When someone in the state tests positive for COVID-19, they will likely receive a call from a Department of Health contact tracer within a few days. A state epidemiologist advised on Wednesday, a person should not wait for the call from officials and have their own action plan.
The health department has a check list for people who test positive for the coronavirus. There’s a section that says to make a list of everyone you had close contact with while you are sick including two days before taking the COVID-19 test.
Health experts such as Hawaii Medical Services Association president and CEO Dr. Mark Mugiishi, says individuals keeping a log of their close contacts everyday can be helpful.
The state’s definition of a close contact is anyone within six-feet of an infected person for at least 15 minutes, starting two days before the person began feeling sick.

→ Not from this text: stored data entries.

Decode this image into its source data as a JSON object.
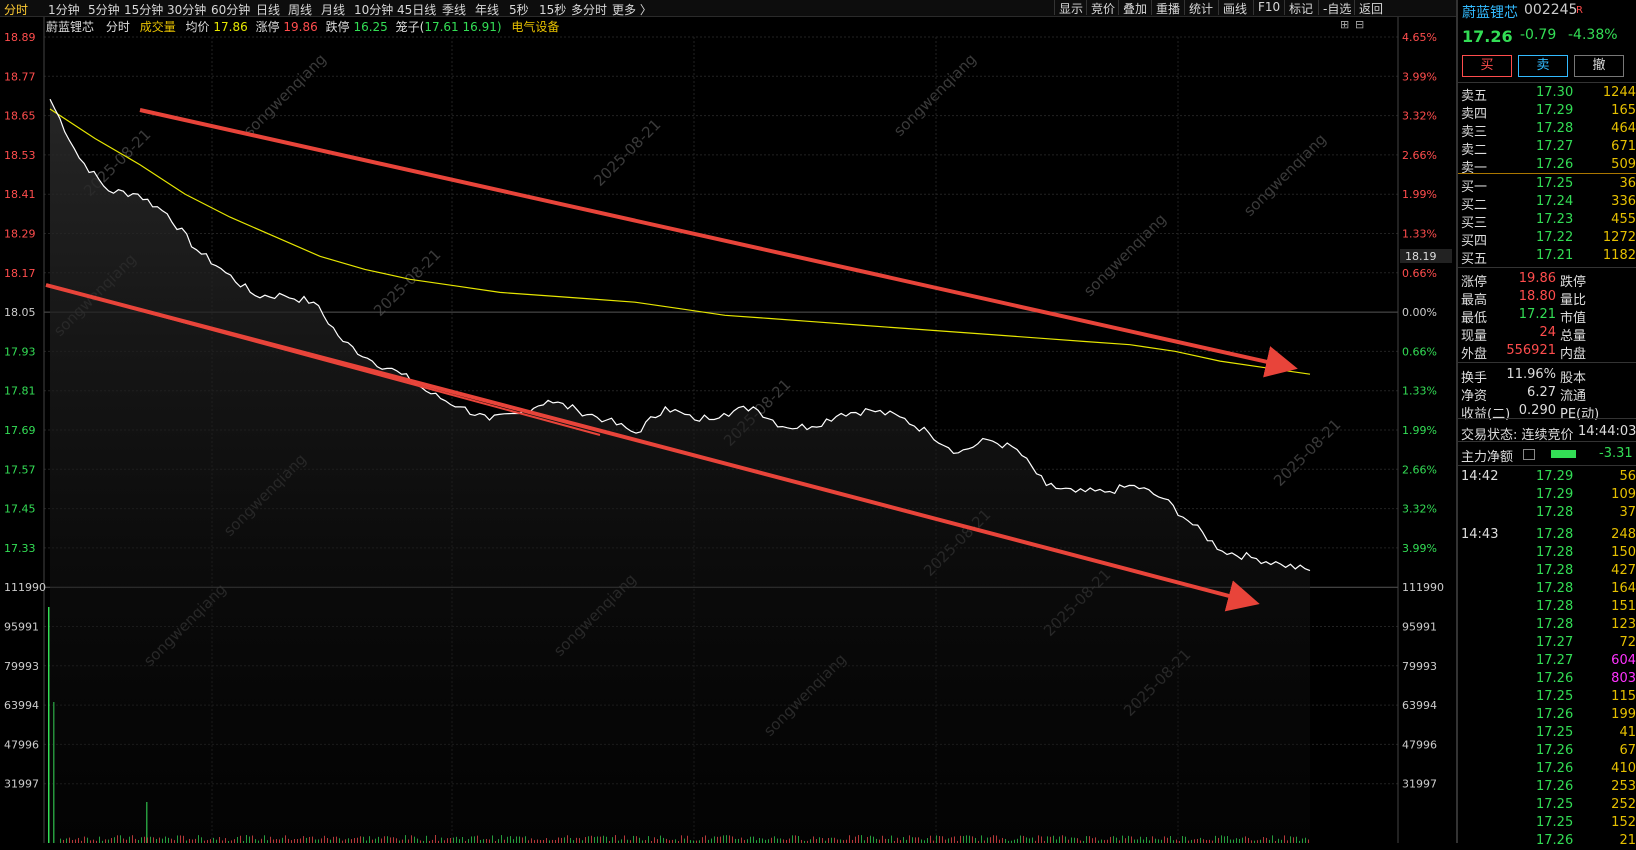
{
  "periods": [
    "分时",
    "1分钟",
    "5分钟",
    "15分钟",
    "30分钟",
    "60分钟",
    "日线",
    "周线",
    "月线",
    "10分钟",
    "45日线",
    "季线",
    "年线",
    "5秒",
    "15秒",
    "多分时",
    "更多 〉"
  ],
  "tools": [
    "显示",
    "竞价",
    "叠加",
    "重播",
    "统计",
    "画线",
    "F10",
    "标记",
    "-自选",
    "返回"
  ],
  "info": {
    "name": "蔚蓝锂芯",
    "tab": "分时",
    "volume": "成交量",
    "avg_label": "均价",
    "avg": "17.86",
    "up_label": "涨停",
    "up": "19.86",
    "down_label": "跌停",
    "down": "16.25",
    "cage_label": "笼子(",
    "cage": "17.61 16.91)",
    "sector": "电气设备"
  },
  "watermark": {
    "name": "songwenqiang",
    "date": "2025-08-21"
  },
  "price_axis": [
    "18.89",
    "18.77",
    "18.65",
    "18.53",
    "18.41",
    "18.29",
    "18.17",
    "18.05",
    "17.93",
    "17.81",
    "17.69",
    "17.57",
    "17.45",
    "17.33",
    "111990",
    "95991",
    "79993",
    "63994",
    "47996",
    "31997"
  ],
  "pct_axis": [
    "4.65%",
    "3.99%",
    "3.32%",
    "2.66%",
    "1.99%",
    "1.33%",
    "0.66%",
    "0.00%",
    "0.66%",
    "1.33%",
    "1.99%",
    "2.66%",
    "3.32%",
    "3.99%",
    "111990",
    "95991",
    "79993",
    "63994",
    "47996",
    "31997"
  ],
  "cursor_price": "18.19",
  "chart_data": {
    "type": "line",
    "prev_close": 18.05,
    "ylim": [
      17.21,
      18.89
    ],
    "series": [],
    "price": [
      18.7,
      18.52,
      18.42,
      18.41,
      18.35,
      18.24,
      18.17,
      18.1,
      18.1,
      18.08,
      17.96,
      17.9,
      17.86,
      17.8,
      17.76,
      17.72,
      17.74,
      17.78,
      17.75,
      17.72,
      17.68,
      17.76,
      17.72,
      17.74,
      17.76,
      17.7,
      17.7,
      17.74,
      17.75,
      17.73,
      17.68,
      17.62,
      17.66,
      17.63,
      17.52,
      17.5,
      17.5,
      17.52,
      17.48,
      17.4,
      17.32,
      17.3,
      17.28,
      17.26
    ],
    "avg": [
      18.67,
      18.58,
      18.5,
      18.41,
      18.34,
      18.28,
      18.22,
      18.18,
      18.15,
      18.13,
      18.11,
      18.1,
      18.09,
      18.08,
      18.06,
      18.04,
      18.03,
      18.02,
      18.01,
      18.0,
      17.99,
      17.98,
      17.97,
      17.96,
      17.95,
      17.93,
      17.9,
      17.88,
      17.86
    ]
  },
  "stock": {
    "name": "蔚蓝锂芯",
    "code": "002245",
    "badge": "R",
    "price": "17.26",
    "change": "-0.79",
    "pct": "-4.38%"
  },
  "buttons": {
    "buy": "买",
    "sell": "卖",
    "cancel": "撤"
  },
  "asks": [
    {
      "label": "卖五",
      "price": "17.30",
      "vol": "1244"
    },
    {
      "label": "卖四",
      "price": "17.29",
      "vol": "165"
    },
    {
      "label": "卖三",
      "price": "17.28",
      "vol": "464"
    },
    {
      "label": "卖二",
      "price": "17.27",
      "vol": "671"
    },
    {
      "label": "卖一",
      "price": "17.26",
      "vol": "509"
    }
  ],
  "bids": [
    {
      "label": "买一",
      "price": "17.25",
      "vol": "36"
    },
    {
      "label": "买二",
      "price": "17.24",
      "vol": "336"
    },
    {
      "label": "买三",
      "price": "17.23",
      "vol": "455"
    },
    {
      "label": "买四",
      "price": "17.22",
      "vol": "1272"
    },
    {
      "label": "买五",
      "price": "17.21",
      "vol": "1182"
    }
  ],
  "stats": [
    {
      "label": "涨停",
      "value": "19.86",
      "label2": "跌停"
    },
    {
      "label": "最高",
      "value": "18.80",
      "label2": "量比"
    },
    {
      "label": "最低",
      "value": "17.21",
      "label2": "市值"
    },
    {
      "label": "现量",
      "value": "24",
      "label2": "总量"
    },
    {
      "label": "外盘",
      "value": "556921",
      "label2": "内盘"
    }
  ],
  "stats2": [
    {
      "label": "换手",
      "value": "11.96%",
      "label2": "股本"
    },
    {
      "label": "净资",
      "value": "6.27",
      "label2": "流通"
    },
    {
      "label": "收益(二)",
      "value": "0.290",
      "label2": "PE(动)"
    }
  ],
  "status": {
    "label": "交易状态: 连续竞价",
    "time": "14:44:03"
  },
  "fund": {
    "label": "主力净额",
    "value": "-3.31"
  },
  "ticks": [
    {
      "t": "14:42",
      "p": "17.29",
      "v": "56"
    },
    {
      "t": "",
      "p": "17.29",
      "v": "109"
    },
    {
      "t": "",
      "p": "17.28",
      "v": "37"
    },
    {
      "t": "14:43",
      "p": "17.28",
      "v": "248"
    },
    {
      "t": "",
      "p": "17.28",
      "v": "150"
    },
    {
      "t": "",
      "p": "17.28",
      "v": "427"
    },
    {
      "t": "",
      "p": "17.28",
      "v": "164"
    },
    {
      "t": "",
      "p": "17.28",
      "v": "151"
    },
    {
      "t": "",
      "p": "17.28",
      "v": "123"
    },
    {
      "t": "",
      "p": "17.27",
      "v": "72"
    },
    {
      "t": "",
      "p": "17.27",
      "v": "604"
    },
    {
      "t": "",
      "p": "17.26",
      "v": "803"
    },
    {
      "t": "",
      "p": "17.25",
      "v": "115"
    },
    {
      "t": "",
      "p": "17.26",
      "v": "199"
    },
    {
      "t": "",
      "p": "17.25",
      "v": "41"
    },
    {
      "t": "",
      "p": "17.26",
      "v": "67"
    },
    {
      "t": "",
      "p": "17.26",
      "v": "410"
    },
    {
      "t": "",
      "p": "17.26",
      "v": "253"
    },
    {
      "t": "",
      "p": "17.25",
      "v": "252"
    },
    {
      "t": "",
      "p": "17.25",
      "v": "152"
    },
    {
      "t": "",
      "p": "17.26",
      "v": "21"
    }
  ],
  "colors": {
    "up": "#ff4d4d",
    "down": "#33dd55",
    "avg": "#e6e600",
    "price": "#ffffff",
    "arrow": "#e8443a",
    "magenta": "#ff33ff"
  }
}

Mugiishi believes a detailed personal log of close contacts can benefit beyond an individual.
“What we want to do in convince many people in the population as possible being cooperative with contact tracing and being responsible with it is a way we can manage this disease across our whole state, not only for ourselves but for our whole state here, including our loved ones and our friends,” Mugiishi said.
Mugiishi says keeping a detailed log can be a lot of work, he recommends using a mobile app to help you track your interactions.
“You don’t have to worry about yourself doing a lot of extra work, it’s just kind of happening seamlessly,” Mugiishi said.
Sometimes, people hesitate sharing details about their lives because of privacy concerns. But Mugiishi says getting the information out is a high priority. He says the public should learn from HMSA’s experience when about 40 employees at the Keeaumoku office were diagnosed with COVID-19.
“We had to work with our own employees to get over the concept we’re going to punish them or somehow think less of them based on their behaviors and just get them to understand that we’re just trying to create a safe environment for everyone for all the employees,” Mugiishi said.
Mugiishi says to think of the self-tracking process like a community project.
“Something we’re all doing to make it safer for all of us to live in this community. It’s not trying to invade privacy but making Hawaii a safer place for all of us,” he said.
The Department of Health reports if you become infected, take your list of close contacts and then let them know about possible exposure. They don’t have to wait for a call from officials. To be pro-active, those close contacts should then contact their doctor for advice, that could include self-quarantine, testing and isolation.